De la psychose, du désespoir, et de leur viralité

Voilà bien deux mots qui, aussitôt qu’ils sont dits, attirent l’attention et la détournent plus vite encore. On peut bien vivre avec, mais on ne supporte guère de les nommer. Plus précisément : on ne peut vivre dans ce qu’ils représentent que quand nous les passons sous silence. C’est une bonne raison pour essayer d’en parler. Cherchant à illustrer ce qu’il en est de chacun de ces termes, voire leur possible relation, afin de mieux comprendre le théâtre des opérations dans lequel nous sommes, peut-être constituent-ils après tout de bons outils. Tentons pour ce faire de décortiquer tout d’abord la psychose ambiante.

On pourrait parler climat, réfugiés, misères ou guerres. Prenons la situation qui occupe nos esprits en ce moment : la propagation mondiale d’un nouveau virus. Et voyons ce qu’il en est en nous fondant sur ce que nous connaissons de la psychose individuelle. Par celle-ci, on se coupe littéralement du monde extérieur et des autres qui constituent la source de toute menace, réelle et imaginaire, révélant une incapacité d’empathie et d’identification à leur sort, tous sentiments gelés, et avec qui la violence est à son comble puisque le fait de les ignorer à la fois ne diminue en rien leur menace et permet de « taper dans le tas » (quand je parle de violence, il peut aussi bien s’agir de coups physiques que de tortures psychologiques ou de mutismes obstinés, et elle est destinée aussi bien à autrui que retournée contre soi).
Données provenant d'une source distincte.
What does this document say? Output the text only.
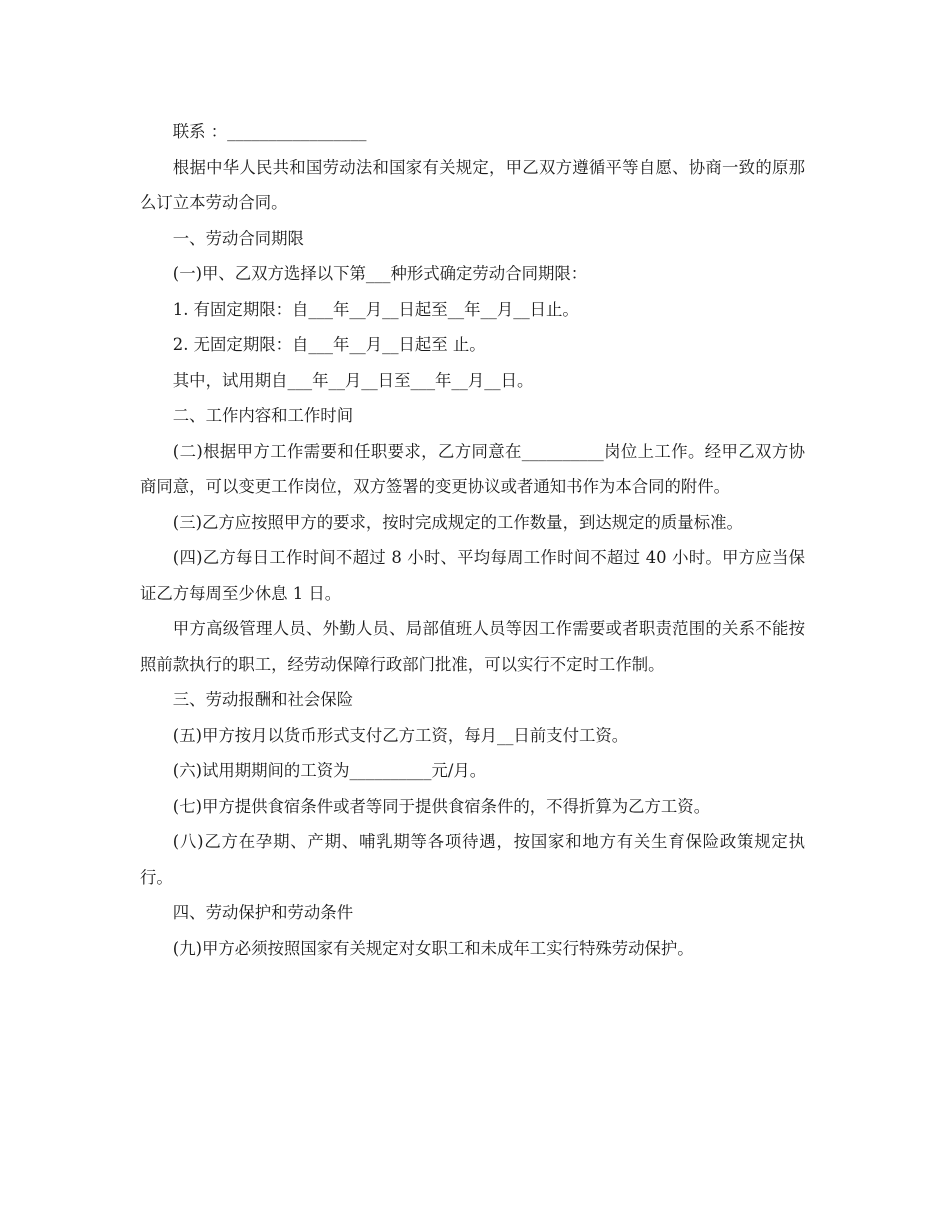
联系 ：_________________

根据中华人民共和国劳动法和国家有关规定，甲乙双方遵循平等自愿、协商一致的原那么订立本劳动合同。

一、劳动合同期限

(一)甲、乙双方选择以下第___种形式确定劳动合同期限：

1. 有固定期限：自___年__月__日起至__年__月__日止。

2. 无固定期限：自___年__月__日起至 止。

其中，试用期自___年__月__日至___年__月__日。

二、工作内容和工作时间

(二)根据甲方工作需要和任职要求，乙方同意在__________岗位上工作。经甲乙双方协商同意，可以变更工作岗位，双方签署的变更协议或者通知书作为本合同的附件。

(三)乙方应按照甲方的要求，按时完成规定的工作数量，到达规定的质量标准。

(四)乙方每日工作时间不超过 8 小时、平均每周工作时间不超过 40 小时。甲方应当保证乙方每周至少休息 1 日。

甲方高级管理人员、外勤人员、局部值班人员等因工作需要或者职责范围的关系不能按照前款执行的职工，经劳动保障行政部门批准，可以实行不定时工作制。

三、劳动报酬和社会保险

(五)甲方按月以货币形式支付乙方工资，每月__日前支付工资。

(六)试用期期间的工资为__________元/月。

(七)甲方提供食宿条件或者等同于提供食宿条件的，不得折算为乙方工资。

(八)乙方在孕期、产期、哺乳期等各项待遇，按国家和地方有关生育保险政策规定执行。

四、劳动保护和劳动条件

(九)甲方必须按照国家有关规定对女职工和未成年工实行特殊劳动保护。
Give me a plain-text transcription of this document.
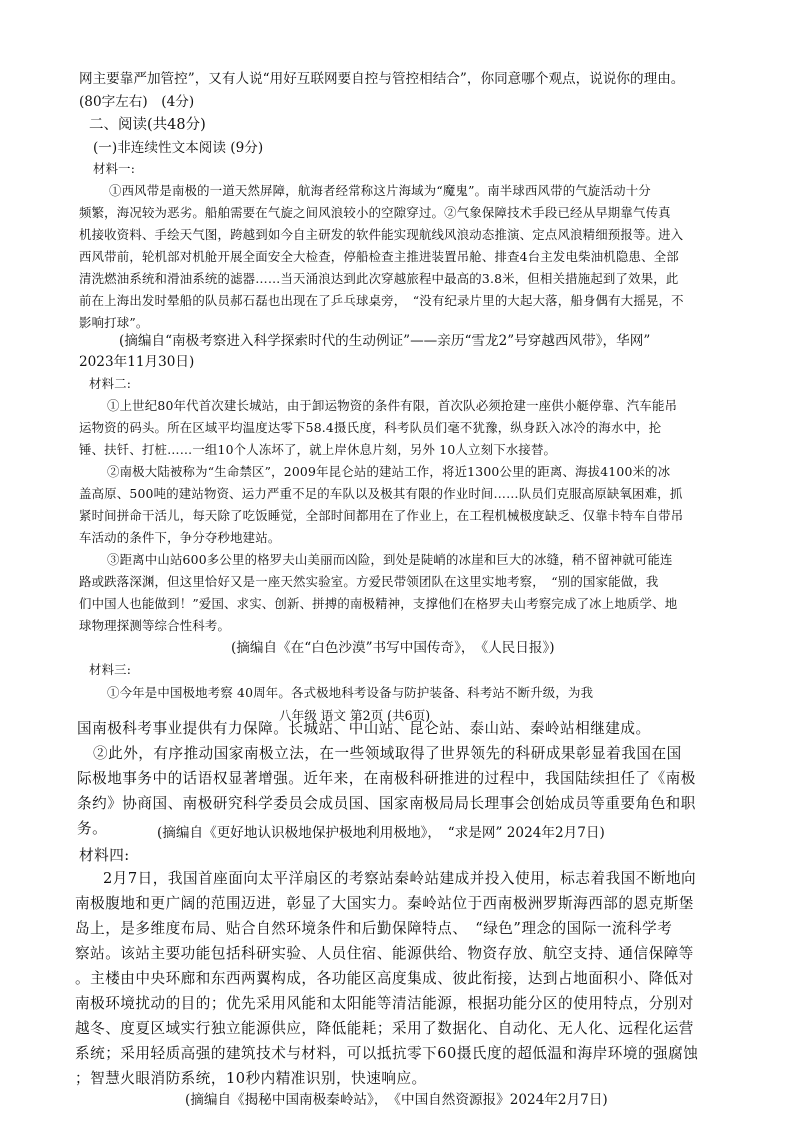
网主要靠严加管控”，又有人说“用好互联网要自控与管控相结合”，你同意哪个观点，说说你的理由。
(80字左右)　(4分)
二、阅读(共48分)
(一)非连续性文本阅读 (9分)
材料一:
①西风带是南极的一道天然屏障，航海者经常称这片海域为“魔鬼”。南半球西风带的气旋活动十分
频繁，海况较为恶劣。船舶需要在气旋之间风浪较小的空隙穿过。②气象保障技术手段已经从早期靠气传真
机接收资料、手绘天气图，跨越到如今自主研发的软件能实现航线风浪动态推演、定点风浪精细预报等。进入
西风带前，轮机部对机舱开展全面安全大检查，停船检查主推进装置吊舱、排查4台主发电柴油机隐患、全部
清洗燃油系统和滑油系统的滤器……当天涌浪达到此次穿越旅程中最高的3.8米，但相关措施起到了效果，此
前在上海出发时晕船的队员郝石磊也出现在了乒乓球桌旁，　“没有纪录片里的大起大落，船身偶有大摇晃，不
影响打球”。
(摘编自“南极考察进入科学探索时代的生动例证”——亲历“雪龙2”号穿越西风带》，华网”
2023年11月30日)
材料二:
①上世纪80年代首次建长城站，由于卸运物资的条件有限，首次队必须抢建一座供小艇停靠、汽车能吊
运物资的码头。所在区域平均温度达零下58.4摄氏度，科考队员们毫不犹豫，纵身跃入冰冷的海水中，抡
锤、扶钎、打桩……一组10个人冻坏了，就上岸休息片刻，另外 10人立刻下水接替。
②南极大陆被称为“生命禁区”，2009年昆仑站的建站工作，将近1300公里的距离、海拔4100米的冰
盖高原、500吨的建站物资、运力严重不足的车队以及极其有限的作业时间……队员们克服高原缺氧困难，抓
紧时间拼命干活儿，每天除了吃饭睡觉，全部时间都用在了作业上，在工程机械极度缺乏、仅靠卡特车自带吊
车活动的条件下，争分夺秒地建站。
③距离中山站600多公里的格罗夫山美丽而凶险，到处是陡峭的冰崖和巨大的冰缝，稍不留神就可能连
路或跌落深渊，但这里恰好又是一座天然实验室。方爱民带领团队在这里实地考察，　“别的国家能做，我
们中国人也能做到！”爱国、求实、创新、拼搏的南极精神，支撑他们在格罗夫山考察完成了冰上地质学、地
球物理探测等综合性科考。
(摘编自《在“白色沙漠”书写中国传奇》，　《人民日报》)
材料三:
①今年是中国极地考察 40周年。各式极地科考设备与防护装备、科考站不断升级，为我
八年级 语文 第2页 (共6页)
国南极科考事业提供有力保障。长城站、中山站、昆仑站、泰山站、秦岭站相继建成。
②此外，有序推动国家南极立法，在一些领域取得了世界领先的科研成果彰显着我国在国
际极地事务中的话语权显著增强。近年来，在南极科研推进的过程中，我国陆续担任了《南极
条约》协商国、南极研究科学委员会成员国、国家南极局局长理事会创始成员等重要角色和职
务。	(摘编自《更好地认识极地保护极地利用极地》，　“求是网” 2024年2月7日)
材料四:
2月7日，我国首座面向太平洋扇区的考察站秦岭站建成并投入使用，标志着我国不断地向
南极腹地和更广阔的范围迈进，彰显了大国实力。秦岭站位于西南极洲罗斯海西部的恩克斯堡
岛上，是多维度布局、贴合自然环境条件和后勤保障特点、　“绿色”理念的国际一流科学考
察站。该站主要功能包括科研实验、人员住宿、能源供给、物资存放、航空支持、通信保障等
。主楼由中央环廊和东西两翼构成，各功能区高度集成、彼此衔接，达到占地面积小、降低对
南极环境扰动的目的；优先采用风能和太阳能等清洁能源，根据功能分区的使用特点，分别对
越冬、度夏区域实行独立能源供应，降低能耗；采用了数据化、自动化、无人化、远程化运营
系统；采用轻质高强的建筑技术与材料，可以抵抗零下60摄氏度的超低温和海岸环境的强腐蚀
；智慧火眼消防系统，10秒内精准识别，快速响应。
(摘编自《揭秘中国南极秦岭站》，　《中国自然资源报》2024年2月7日)
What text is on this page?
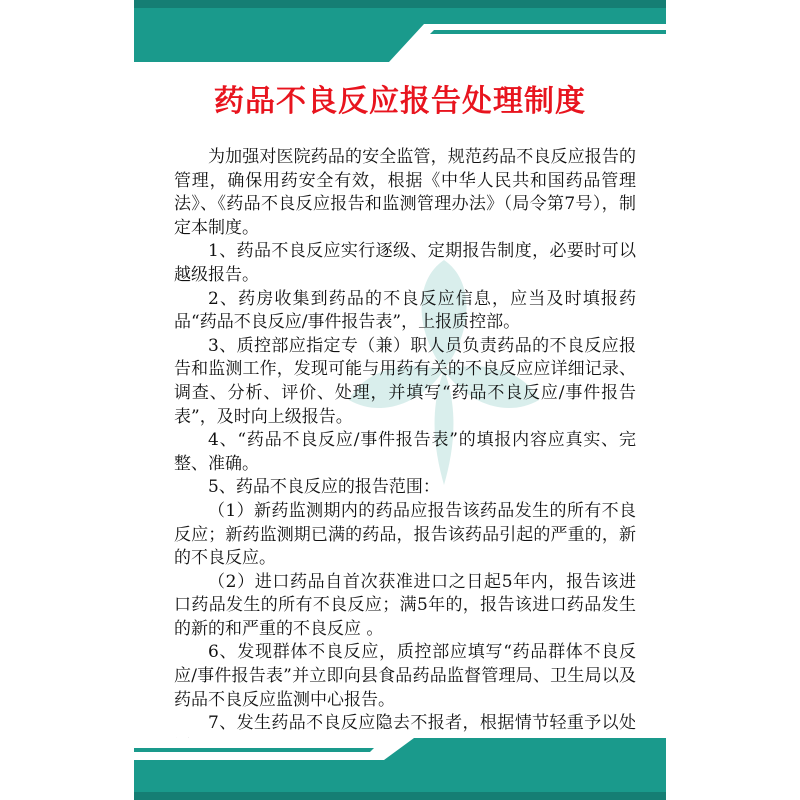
药品不良反应报告处理制度

为加强对医院药品的安全监管，规范药品不良反应报告的管理，确保用药安全有效，根据《中华人民共和国药品管理法》、《药品不良反应报告和监测管理办法》（局令第7号），制定本制度。

1、药品不良反应实行逐级、定期报告制度，必要时可以越级报告。

2、药房收集到药品的不良反应信息，应当及时填报药品“药品不良反应/事件报告表”，上报质控部。

3、质控部应指定专（兼）职人员负责药品的不良反应报告和监测工作，发现可能与用药有关的不良反应应详细记录、调查、分析、评价、处理，并填写“药品不良反应/事件报告表”，及时向上级报告。

4、“药品不良反应/事件报告表”的填报内容应真实、完整、准确。

5、药品不良反应的报告范围：

（1）新药监测期内的药品应报告该药品发生的所有不良反应；新药监测期已满的药品，报告该药品引起的严重的，新的不良反应。

（2）进口药品自首次获准进口之日起5年内，报告该进口药品发生的所有不良反应；满5年的，报告该进口药品发生的新的和严重的不良反应 。

6、发现群体不良反应，质控部应填写“药品群体不良反应/事件报告表”并立即向县食品药品监督管理局、卫生局以及药品不良反应监测中心报告。

7、发生药品不良反应隐去不报者，根据情节轻重予以处
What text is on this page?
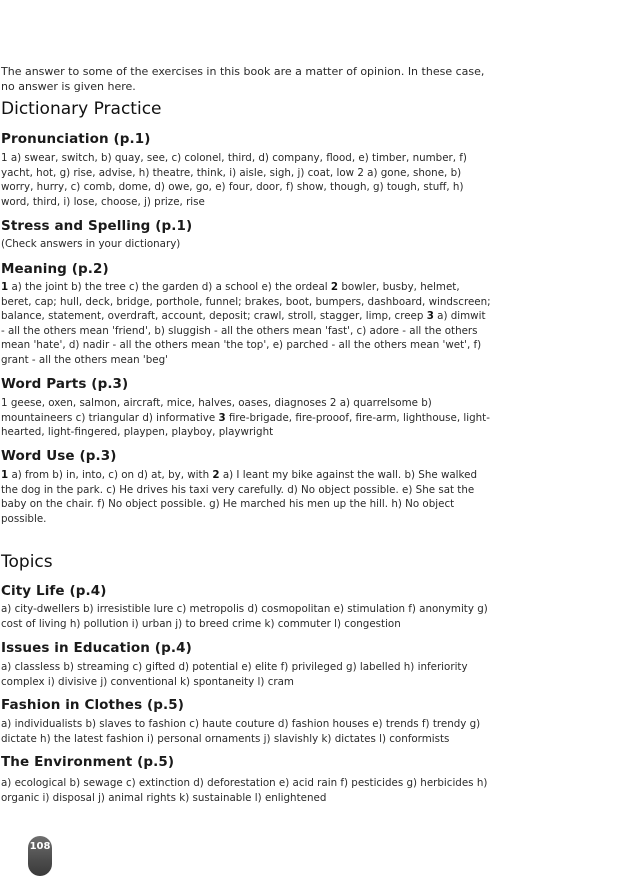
The answer to some of the exercises in this book are a matter of opinion. In these case, no answer is given here.

Dictionary Practice
Pronunciation (p.1)

1 a) swear, switch, b) quay, see, c) colonel, third, d) company, flood, e) timber, number, f) yacht, hot, g) rise, advise, h) theatre, think, i) aisle, sigh, j) coat, low 2 a) gone, shone, b) worry, hurry, c) comb, dome, d) owe, go, e) four, door, f) show, though, g) tough, stuff, h) word, third, i) lose, choose, j) prize, rise

Stress and Spelling (p.1)

(Check answers in your dictionary)

Meaning (p.2)

1 a) the joint b) the tree c) the garden d) a school e) the ordeal 2 bowler, busby, helmet, beret, cap; hull, deck, bridge, porthole, funnel; brakes, boot, bumpers, dashboard, windscreen; balance, statement, overdraft, account, deposit; crawl, stroll, stagger, limp, creep 3 a) dimwit - all the others mean 'friend', b) sluggish - all the others mean 'fast', c) adore - all the others mean 'hate', d) nadir - all the others mean 'the top', e) parched - all the others mean 'wet', f) grant - all the others mean 'beg'

Word Parts (p.3)

1 geese, oxen, salmon, aircraft, mice, halves, oases, diagnoses 2 a) quarrelsome b) mountaineers c) triangular d) informative 3 fire-brigade, fire-prooof, fire-arm, lighthouse, light-hearted, light-fingered, playpen, playboy, playwright

Word Use (p.3)

1 a) from b) in, into, c) on d) at, by, with 2 a) I leant my bike against the wall. b) She walked the dog in the park. c) He drives his taxi very carefully. d) No object possible. e) She sat the baby on the chair. f) No object possible. g) He marched his men up the hill. h) No object possible.

Topics
City Life (p.4)

a) city-dwellers b) irresistible lure c) metropolis d) cosmopolitan e) stimulation f) anonymity g) cost of living h) pollution i) urban j) to breed crime k) commuter l) congestion

Issues in Education (p.4)

a) classless b) streaming c) gifted d) potential e) elite f) privileged g) labelled h) inferiority complex i) divisive j) conventional k) spontaneity l) cram

Fashion in Clothes (p.5)

a) individualists b) slaves to fashion c) haute couture d) fashion houses e) trends f) trendy g) dictate h) the latest fashion i) personal ornaments j) slavishly k) dictates l) conformists

The Environment (p.5)

a) ecological b) sewage c) extinction d) deforestation e) acid rain f) pesticides g) herbicides h) organic i) disposal j) animal rights k) sustainable l) enlightened

108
L’extension à la psychose collective, dont l’usage du terme est fréquemment abusif, permet de lire des caractéristiques similaires, mais trouve la source de sa peur dans des menaces qui n’imprègnent pas nos existences d’aussi près au premier abord, se contentant de la contagion virale d’un collectivisme anxieux par lequel on s’identifie aux autres. Nos pensées sont alors systématiquement dirigées vers la menace proférée, qui prend peu à peu une place et une importance qui peuvent être considérables et conditionner de larges pans de nos existences. Le moins que l’on puisse dire du nouveau virus est qu’il occupe depuis un bon mois un tel créneau, sans commune mesure avec sa dangerosité réelle au regard de beaucoup d’autres risques auxquels nous sommes hélas depuis longtemps accoutumés. Cela se traduit aussi par le besoin de s’isoler plus ou moins, voire de restreindre sérieusement les contacts, avec une empathie en berne pour les régions du monde qui en sont à l’origine (cela s’entend dans certaines conversations sur « les chinois »), conservant volontiers les malades dans leur confinement aussi longtemps que nous le jugerons nécessaire.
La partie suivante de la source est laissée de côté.